Compliance with the diet is another cornerstone that must be in place. AT LEAST 70 to 75 percent of your calories must come from fat. 20 to 25 percent from protein, and your carb intake should be anywhere from 20 to 40 grams, depinding on your weight and height… and NOT a gram more.

Most people are addicted to carbs without realizing it. Making the switch from a carb-based diet to a fat-based one will be a challenge because the body is accustomed to using glucose for fuel and glucose comes from carbs.

So, in the initial stages of the ketogenic diet, if you give in to temptation and sneak in more than your daily carb count, you’ll make it very difficult for the body to achieve ketosis. Carbs will hamper your progress.

You MUST be compliant with the macronutrient requirements to reach ketosis. Slip up here and there and you’ll not be in ketosis and your weight loss progress will be hampered.

Leptin resistance

Patience is required when adapting to the keto diet. Get sufficient sleep, do not engage in too hard exercise and besides that, just rest for the first week.
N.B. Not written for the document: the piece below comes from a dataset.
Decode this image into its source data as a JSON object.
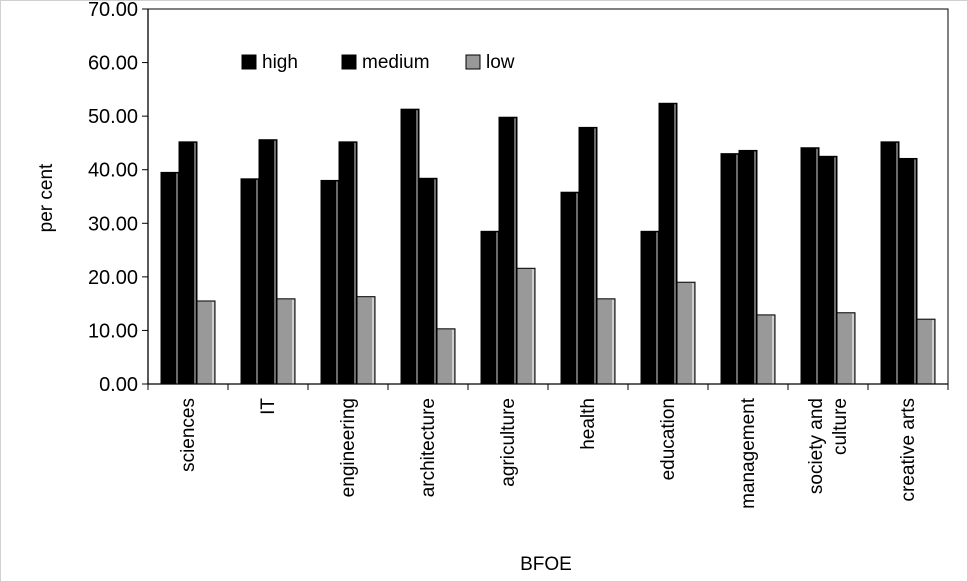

Keeping things easy will reduce cortisol levels and your leptin sensitivity will be restored. Once your hormones are balanced, the body will know how much food it needs, when to get hungry and just how much fat to burn.

Leptin resistance will impede your progress. The only way to overcome it is to give the body time to adjust. As long as you stay on track and comply with the keto guidelines, you will go into ketosis and your body will burn fat at an accelerated rate and make up for lost time.

Any time you feel like you’re not seeing results, it’ll probably be due to one of the 4 reasons above. So, be compliant and track your food portions, macros and check if you’re in ketosis.